Staff members of the Cereal Systems Initiative for South Asia (CSISA) are developing and implementing projects aimed at improving agricultural production and standards of living for farmers in South Asia, with excellent results. At their “Seed Summit for Enhancing the Seed Supply Chain in Eastern India” meeting in Patna, Bihar on 14-15 May they worked to design solutions to improve the delivery of high-yielding seed varieties in eastern India, a region that has traditionally suffered from lack of access to these varieties and low seed replacement rates. The meeting, which included over 60 seed experts from the government, research and private sectors, focused on topics such as better-targeted subsidies on seeds, improved storage infrastructure and stronger extension systems to increase accessibility and adoption of improved seed varieties.
The roundtable “Sustainable Intensification in South Asia’s Cereal Systems: Investment Strategies for Productivity Growth, Resource Conservation, and Climate Risk Management” was held on 19 May in New Delhi.
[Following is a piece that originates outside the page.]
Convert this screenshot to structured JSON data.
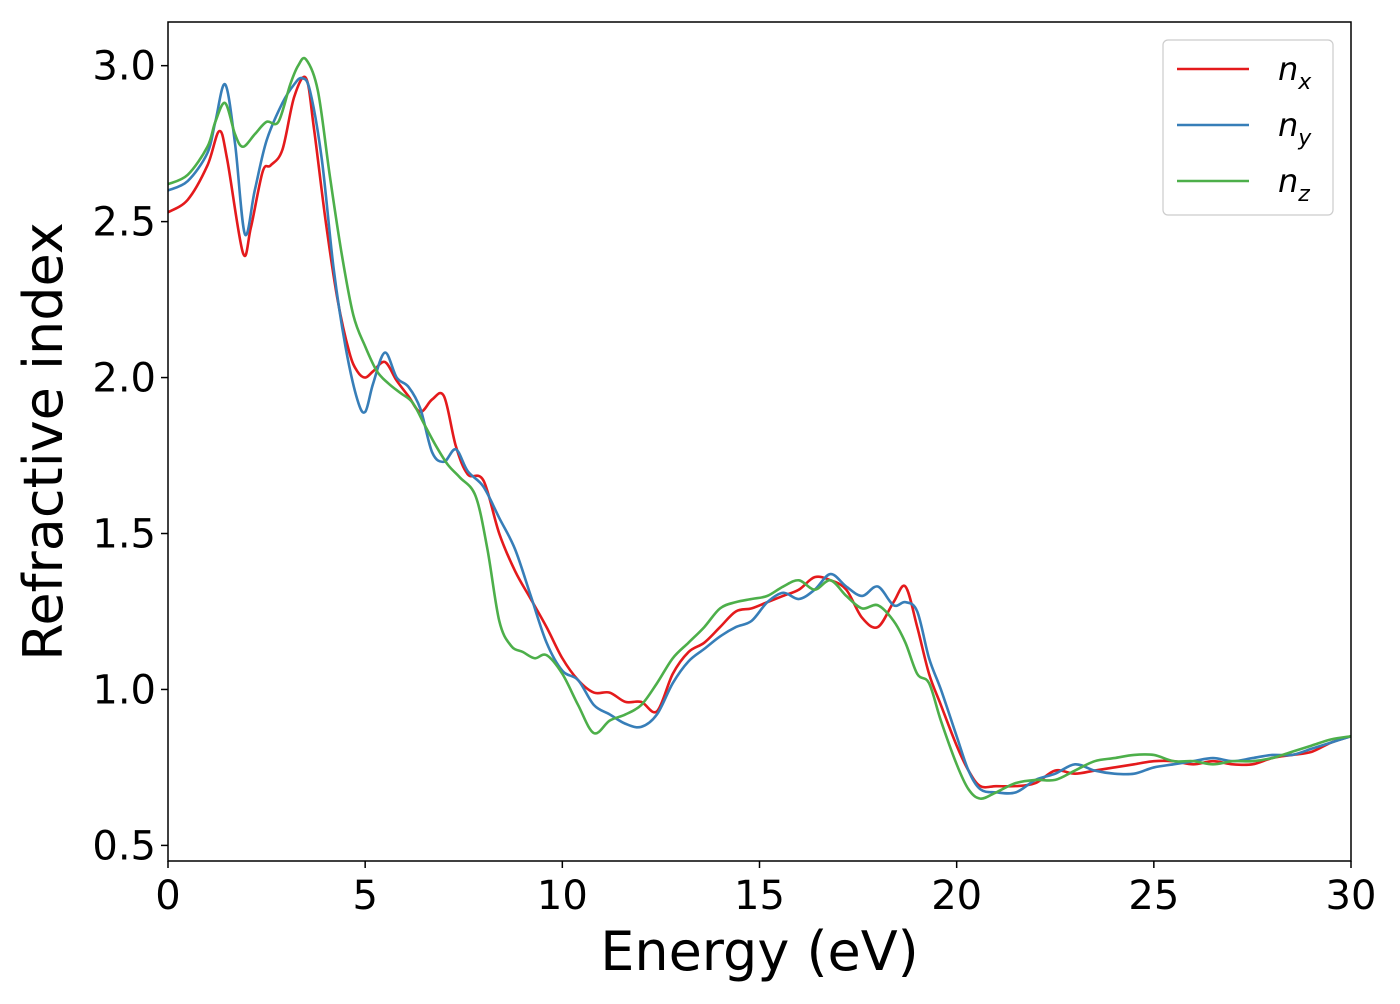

It brought together 20 firms and entrepreneurs to build collaborative action plans and joint investment strategies under CSISA to identify new product tie-ins, joint ventures, technical collaborations and shared marketing channels in order to bring high-tech farming ideas to India’s risk-prone ecologies.
In India, CSISA seeks to increase crop yields through the provision of more accurate, location-specific fertilizer recommendations to maize and rice farmers with the “Crop Manager” decision-making tool. The web-based and mobile Android application uses information provided by farmers including field location, planting method, seed variety, typical yields and method of harvesting to create a personalized fertilizer application recommendation at critical crop growth stages to increase yield and profit.
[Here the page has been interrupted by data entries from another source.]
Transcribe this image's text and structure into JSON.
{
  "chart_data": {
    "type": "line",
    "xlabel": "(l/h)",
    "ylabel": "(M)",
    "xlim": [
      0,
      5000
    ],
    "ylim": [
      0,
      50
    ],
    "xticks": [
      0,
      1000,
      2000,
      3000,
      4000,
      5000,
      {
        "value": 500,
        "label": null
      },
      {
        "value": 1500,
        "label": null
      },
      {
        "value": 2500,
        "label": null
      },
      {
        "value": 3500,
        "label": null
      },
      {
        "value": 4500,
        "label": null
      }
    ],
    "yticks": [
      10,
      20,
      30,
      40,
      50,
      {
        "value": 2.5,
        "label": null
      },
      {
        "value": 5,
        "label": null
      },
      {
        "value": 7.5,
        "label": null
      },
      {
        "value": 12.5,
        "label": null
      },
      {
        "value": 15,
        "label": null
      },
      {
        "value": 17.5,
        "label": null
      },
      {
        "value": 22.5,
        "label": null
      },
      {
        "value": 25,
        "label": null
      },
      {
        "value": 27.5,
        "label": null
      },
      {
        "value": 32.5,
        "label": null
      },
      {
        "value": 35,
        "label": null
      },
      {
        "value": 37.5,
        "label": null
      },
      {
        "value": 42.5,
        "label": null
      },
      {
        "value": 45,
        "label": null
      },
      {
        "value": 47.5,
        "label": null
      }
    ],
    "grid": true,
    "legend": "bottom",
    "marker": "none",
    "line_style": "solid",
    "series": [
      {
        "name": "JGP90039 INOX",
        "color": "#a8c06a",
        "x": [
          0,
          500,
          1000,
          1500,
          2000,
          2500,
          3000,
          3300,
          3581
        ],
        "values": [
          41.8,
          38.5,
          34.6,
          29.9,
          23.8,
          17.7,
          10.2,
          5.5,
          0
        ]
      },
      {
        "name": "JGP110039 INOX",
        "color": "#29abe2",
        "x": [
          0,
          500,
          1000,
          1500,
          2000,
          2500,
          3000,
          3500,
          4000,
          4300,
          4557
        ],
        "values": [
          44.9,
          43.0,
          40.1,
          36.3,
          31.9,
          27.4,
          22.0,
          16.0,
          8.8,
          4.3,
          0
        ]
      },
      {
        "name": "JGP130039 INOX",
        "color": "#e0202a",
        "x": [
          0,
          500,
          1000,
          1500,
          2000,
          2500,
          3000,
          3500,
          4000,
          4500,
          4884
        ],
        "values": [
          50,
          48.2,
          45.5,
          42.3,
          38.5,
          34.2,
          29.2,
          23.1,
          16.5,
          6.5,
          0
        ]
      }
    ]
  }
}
CSISA-Nepal has initiated a series of participatory research trials in farmers’ fields, in order to promote maize triple cropping, the practice of planting maize during the spring period after winter crop harvesting, when fields would usually be fallow. The practice, while proven to be highly remunerative, is not widely popular. The trials seek to determine optimum management practices for maize in order to encourage triple cropping and to generate additional income for farmers.
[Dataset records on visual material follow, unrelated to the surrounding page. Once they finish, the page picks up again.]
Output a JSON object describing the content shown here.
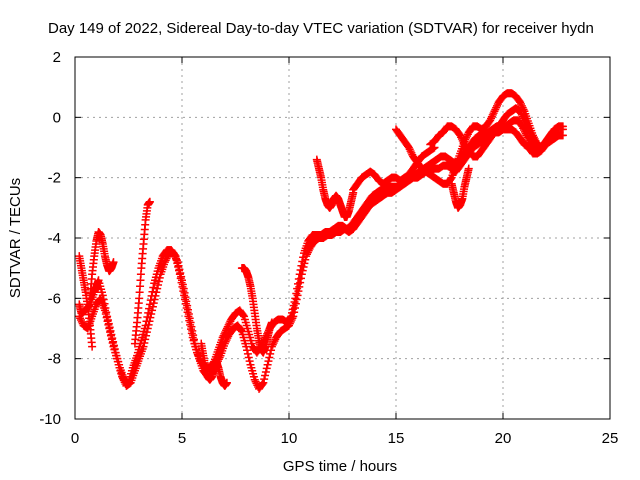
{
  "chart_data": {
    "type": "scatter",
    "title": "Day 149 of 2022, Sidereal Day-to-day VTEC variation (SDTVAR) for receiver hydn",
    "xlabel": "GPS time / hours",
    "ylabel": "SDTVAR / TECUs",
    "xlim": [
      0,
      25
    ],
    "ylim": [
      -10,
      2
    ],
    "xticks": [
      "0",
      "5",
      "10",
      "15",
      "20",
      "25"
    ],
    "yticks": [
      "-10",
      "-8",
      "-6",
      "-4",
      "-2",
      "0",
      "2"
    ],
    "grid": true,
    "marker": "+",
    "series": [
      {
        "name": "SDTVAR",
        "color": "#ff0000",
        "tracks": [
          {
            "x": [
              0.2,
              0.3,
              0.5,
              0.7,
              0.9,
              1.0,
              1.1,
              1.3,
              1.5,
              1.7,
              1.9,
              2.1,
              2.3,
              2.5,
              2.7,
              2.9,
              3.1,
              3.3,
              3.5,
              3.7,
              3.9,
              4.1,
              4.3,
              4.5,
              4.7,
              4.9,
              5.1,
              5.3,
              5.5,
              5.7,
              5.9,
              6.1,
              6.3,
              6.5,
              6.7,
              6.9,
              7.1,
              7.3,
              7.5,
              7.7,
              7.9,
              8.1,
              8.3,
              8.5,
              8.7,
              8.9,
              9.1,
              9.3,
              9.5,
              9.7,
              9.9,
              10.1,
              10.3,
              10.5,
              10.7,
              10.9,
              11.1,
              11.3,
              11.5,
              11.7,
              11.9,
              12.1,
              12.3,
              12.5,
              12.7,
              12.9,
              13.1,
              13.3,
              13.5,
              13.7,
              13.9,
              14.1,
              14.3,
              14.5,
              14.7,
              14.9,
              15.1,
              15.3,
              15.5,
              15.7,
              15.9,
              16.1,
              16.3,
              16.5,
              16.7,
              16.9,
              17.1,
              17.3,
              17.5,
              17.7,
              17.9,
              18.1,
              18.3,
              18.5,
              18.7,
              18.9,
              19.1,
              19.3,
              19.5,
              19.7,
              19.9,
              20.1,
              20.3,
              20.5,
              20.7,
              20.9,
              21.1,
              21.3,
              21.5,
              21.7,
              21.9,
              22.1,
              22.3,
              22.5,
              22.8
            ],
            "y": [
              -6.2,
              -6.5,
              -6.4,
              -6.2,
              -5.8,
              -5.6,
              -5.4,
              -5.9,
              -6.6,
              -7.2,
              -7.8,
              -8.3,
              -8.7,
              -8.8,
              -8.3,
              -7.9,
              -7.4,
              -6.9,
              -6.2,
              -5.5,
              -5.0,
              -4.6,
              -4.4,
              -4.4,
              -4.6,
              -5.2,
              -5.9,
              -6.6,
              -7.3,
              -7.8,
              -8.1,
              -8.3,
              -8.3,
              -8.1,
              -7.7,
              -7.3,
              -7.0,
              -6.7,
              -6.5,
              -6.4,
              -6.6,
              -7.1,
              -7.6,
              -7.8,
              -7.6,
              -7.3,
              -7.0,
              -6.8,
              -6.7,
              -6.7,
              -6.8,
              -6.6,
              -6.0,
              -5.2,
              -4.5,
              -4.1,
              -3.9,
              -3.9,
              -3.9,
              -3.8,
              -3.8,
              -3.7,
              -3.6,
              -3.6,
              -3.7,
              -3.6,
              -3.4,
              -3.2,
              -3.0,
              -2.8,
              -2.6,
              -2.5,
              -2.4,
              -2.3,
              -2.3,
              -2.3,
              -2.3,
              -2.2,
              -2.1,
              -2.0,
              -1.9,
              -1.8,
              -1.7,
              -1.6,
              -1.5,
              -1.4,
              -1.3,
              -1.3,
              -1.4,
              -1.5,
              -1.5,
              -1.3,
              -1.1,
              -0.9,
              -0.7,
              -0.6,
              -0.5,
              -0.5,
              -0.4,
              -0.3,
              -0.3,
              -0.3,
              -0.2,
              -0.1,
              -0.1,
              -0.3,
              -0.6,
              -0.9,
              -1.1,
              -1.1,
              -0.9,
              -0.7,
              -0.5,
              -0.4,
              -0.4
            ]
          },
          {
            "x": [
              0.2,
              0.4,
              0.6,
              0.8,
              1.0,
              1.2,
              1.4,
              1.6,
              1.8,
              2.0,
              2.2,
              2.4,
              2.6,
              2.8,
              3.0,
              3.2,
              3.4,
              3.6,
              3.8,
              4.0,
              4.2,
              4.4,
              4.6,
              4.8,
              5.0,
              5.2,
              5.4,
              5.6,
              5.8,
              6.0,
              6.2,
              6.4,
              6.6,
              6.8,
              7.0,
              7.2,
              7.4,
              7.6,
              7.8,
              8.0,
              8.2,
              8.4,
              8.6,
              8.8,
              9.0,
              9.2,
              9.4,
              9.6,
              9.8,
              10.0,
              10.2,
              10.4,
              10.6,
              10.8,
              11.0,
              11.2,
              11.4,
              11.6,
              11.8,
              12.0,
              12.2,
              12.4,
              12.6,
              12.8,
              13.0,
              13.2,
              13.4,
              13.6,
              13.8,
              14.0,
              14.2,
              14.4,
              14.6,
              14.8,
              15.0,
              15.2,
              15.4,
              15.6,
              15.8,
              16.0,
              16.2,
              16.4,
              16.6,
              16.8,
              17.0,
              17.2,
              17.4,
              17.6,
              17.8,
              18.0,
              18.2,
              18.4,
              18.6,
              18.8,
              19.0,
              19.2,
              19.4,
              19.6,
              19.8,
              20.0,
              20.2,
              20.4,
              20.6,
              20.8,
              21.0,
              21.2,
              21.4,
              21.6,
              21.8,
              22.0,
              22.2,
              22.4,
              22.6,
              22.8
            ],
            "y": [
              -6.6,
              -6.9,
              -7.0,
              -6.6,
              -6.2,
              -6.0,
              -6.4,
              -7.0,
              -7.6,
              -8.1,
              -8.6,
              -8.9,
              -8.8,
              -8.4,
              -8.0,
              -7.6,
              -7.0,
              -6.4,
              -5.8,
              -5.2,
              -4.8,
              -4.5,
              -4.5,
              -4.8,
              -5.4,
              -6.1,
              -6.8,
              -7.5,
              -8.0,
              -8.4,
              -8.6,
              -8.5,
              -8.2,
              -7.9,
              -7.5,
              -7.2,
              -7.0,
              -6.9,
              -7.1,
              -7.6,
              -8.2,
              -8.7,
              -9.0,
              -8.8,
              -8.2,
              -7.6,
              -7.3,
              -7.1,
              -7.0,
              -6.9,
              -6.6,
              -5.9,
              -5.2,
              -4.6,
              -4.3,
              -4.1,
              -4.0,
              -4.0,
              -3.9,
              -3.9,
              -3.8,
              -3.8,
              -3.7,
              -3.8,
              -3.7,
              -3.5,
              -3.3,
              -3.1,
              -2.9,
              -2.8,
              -2.7,
              -2.6,
              -2.5,
              -2.5,
              -2.4,
              -2.3,
              -2.2,
              -2.1,
              -2.0,
              -2.0,
              -1.9,
              -1.8,
              -1.8,
              -1.7,
              -1.7,
              -1.6,
              -1.6,
              -1.7,
              -1.8,
              -1.6,
              -1.4,
              -1.2,
              -1.0,
              -0.9,
              -0.8,
              -0.7,
              -0.6,
              -0.5,
              -0.5,
              -0.4,
              -0.4,
              -0.4,
              -0.5,
              -0.7,
              -0.9,
              -1.0,
              -1.2,
              -1.2,
              -1.1,
              -0.9,
              -0.8,
              -0.7,
              -0.6,
              -0.6
            ]
          },
          {
            "x": [
              0.7,
              0.8,
              0.9,
              1.0,
              1.1,
              1.2,
              1.3,
              1.4,
              1.5,
              1.6,
              1.7,
              1.8
            ],
            "y": [
              -6.0,
              -5.2,
              -4.6,
              -4.1,
              -3.8,
              -3.9,
              -4.2,
              -4.6,
              -4.9,
              -5.1,
              -5.0,
              -4.8
            ]
          },
          {
            "x": [
              2.8,
              2.9,
              3.0,
              3.1,
              3.2,
              3.3,
              3.4,
              3.5
            ],
            "y": [
              -7.5,
              -6.8,
              -6.0,
              -5.0,
              -4.2,
              -3.4,
              -2.9,
              -2.8
            ]
          },
          {
            "x": [
              0.2,
              0.3,
              0.4,
              0.5,
              0.6,
              0.7,
              0.8
            ],
            "y": [
              -4.6,
              -5.0,
              -5.4,
              -5.8,
              -6.3,
              -6.9,
              -7.6
            ]
          },
          {
            "x": [
              7.8,
              7.9,
              8.0,
              8.1,
              8.2,
              8.3,
              8.4,
              8.5,
              8.6,
              8.7,
              8.8,
              8.9,
              9.0,
              9.1,
              9.2
            ],
            "y": [
              -5.0,
              -5.0,
              -5.1,
              -5.3,
              -5.6,
              -6.0,
              -6.5,
              -7.0,
              -7.4,
              -7.7,
              -7.8,
              -7.6,
              -7.3,
              -7.0,
              -6.8
            ]
          },
          {
            "x": [
              5.9,
              6.0,
              6.1,
              6.2,
              6.3,
              6.4,
              6.5,
              6.6,
              6.7,
              6.8,
              6.9,
              7.0,
              7.1
            ],
            "y": [
              -7.5,
              -7.9,
              -8.3,
              -8.6,
              -8.7,
              -8.6,
              -8.3,
              -8.1,
              -8.3,
              -8.6,
              -8.8,
              -8.9,
              -8.8
            ]
          },
          {
            "x": [
              11.3,
              11.4,
              11.5,
              11.6,
              11.7,
              11.8,
              11.9,
              12.0,
              12.1,
              12.2,
              12.3,
              12.4,
              12.5,
              12.6,
              12.7,
              12.8,
              12.9,
              13.0
            ],
            "y": [
              -1.4,
              -1.7,
              -2.0,
              -2.4,
              -2.7,
              -2.9,
              -3.0,
              -2.9,
              -2.7,
              -2.6,
              -2.7,
              -2.9,
              -3.1,
              -3.3,
              -3.3,
              -3.1,
              -2.8,
              -2.5
            ]
          },
          {
            "x": [
              13.0,
              13.2,
              13.4,
              13.6,
              13.8,
              14.0,
              14.2,
              14.4,
              14.6,
              14.8,
              15.0,
              15.2,
              15.4,
              15.6,
              15.8,
              16.0,
              16.2,
              16.4,
              16.6,
              16.8
            ],
            "y": [
              -2.4,
              -2.2,
              -2.0,
              -1.9,
              -1.8,
              -1.9,
              -2.1,
              -2.2,
              -2.1,
              -2.0,
              -2.0,
              -2.1,
              -2.0,
              -1.9,
              -1.7,
              -1.5,
              -1.3,
              -1.2,
              -1.1,
              -1.0
            ]
          },
          {
            "x": [
              15.0,
              15.2,
              15.4,
              15.6,
              15.8,
              16.0,
              16.2,
              16.4,
              16.6,
              16.8,
              17.0,
              17.2,
              17.4,
              17.6,
              17.8,
              18.0,
              18.2,
              18.4,
              18.6,
              18.8,
              19.0,
              19.2,
              19.4,
              19.6,
              19.8,
              20.0,
              20.2,
              20.4,
              20.6,
              20.8,
              21.0,
              21.2,
              21.4,
              21.6,
              21.8,
              22.0,
              22.2,
              22.4,
              22.6,
              22.8
            ],
            "y": [
              -0.4,
              -0.6,
              -0.8,
              -1.0,
              -1.3,
              -1.5,
              -1.7,
              -1.8,
              -1.9,
              -2.0,
              -2.1,
              -2.2,
              -2.2,
              -2.0,
              -1.6,
              -1.2,
              -0.8,
              -0.5,
              -0.3,
              -0.3,
              -0.4,
              -0.3,
              -0.1,
              0.2,
              0.5,
              0.7,
              0.8,
              0.8,
              0.7,
              0.5,
              0.2,
              -0.2,
              -0.6,
              -0.9,
              -1.0,
              -0.8,
              -0.6,
              -0.4,
              -0.3,
              -0.3
            ]
          },
          {
            "x": [
              16.6,
              16.8,
              17.0,
              17.2,
              17.4,
              17.6,
              17.8,
              18.0,
              18.2,
              18.4,
              18.6,
              18.8,
              19.0,
              19.2,
              19.4,
              19.6,
              19.8,
              20.0,
              20.2,
              20.4,
              20.6,
              20.8,
              21.0,
              21.2,
              21.4,
              21.6,
              21.8
            ],
            "y": [
              -0.9,
              -0.8,
              -0.6,
              -0.5,
              -0.3,
              -0.3,
              -0.4,
              -0.6,
              -0.9,
              -1.1,
              -1.3,
              -1.3,
              -1.1,
              -0.9,
              -0.7,
              -0.5,
              -0.3,
              -0.1,
              0.1,
              0.2,
              0.3,
              0.2,
              -0.1,
              -0.4,
              -0.7,
              -0.9,
              -1.0
            ]
          },
          {
            "x": [
              17.6,
              17.7,
              17.8,
              17.9,
              18.0,
              18.1,
              18.2,
              18.3,
              18.4
            ],
            "y": [
              -2.2,
              -2.5,
              -2.8,
              -3.0,
              -2.9,
              -2.7,
              -2.3,
              -2.0,
              -1.7
            ]
          }
        ]
      }
    ]
  }
}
Greater gender equality in agriculture is also an important goal of CSISA, supported through the creation of Kisan Sakhi, a support group to empower women farmers in Bihar, India by “disseminating new climate-resilient and sustainable farming technologies and practices that will reduce women’s drudgery and bridge the gender gap in agriculture.” A CSISA-Bangladesh project has already had a positive impact on the lives of rural women, providing new farming and pond management techniques that have helped them to greatly increase the productivity of their fish ponds and gain new respect within their families and communities.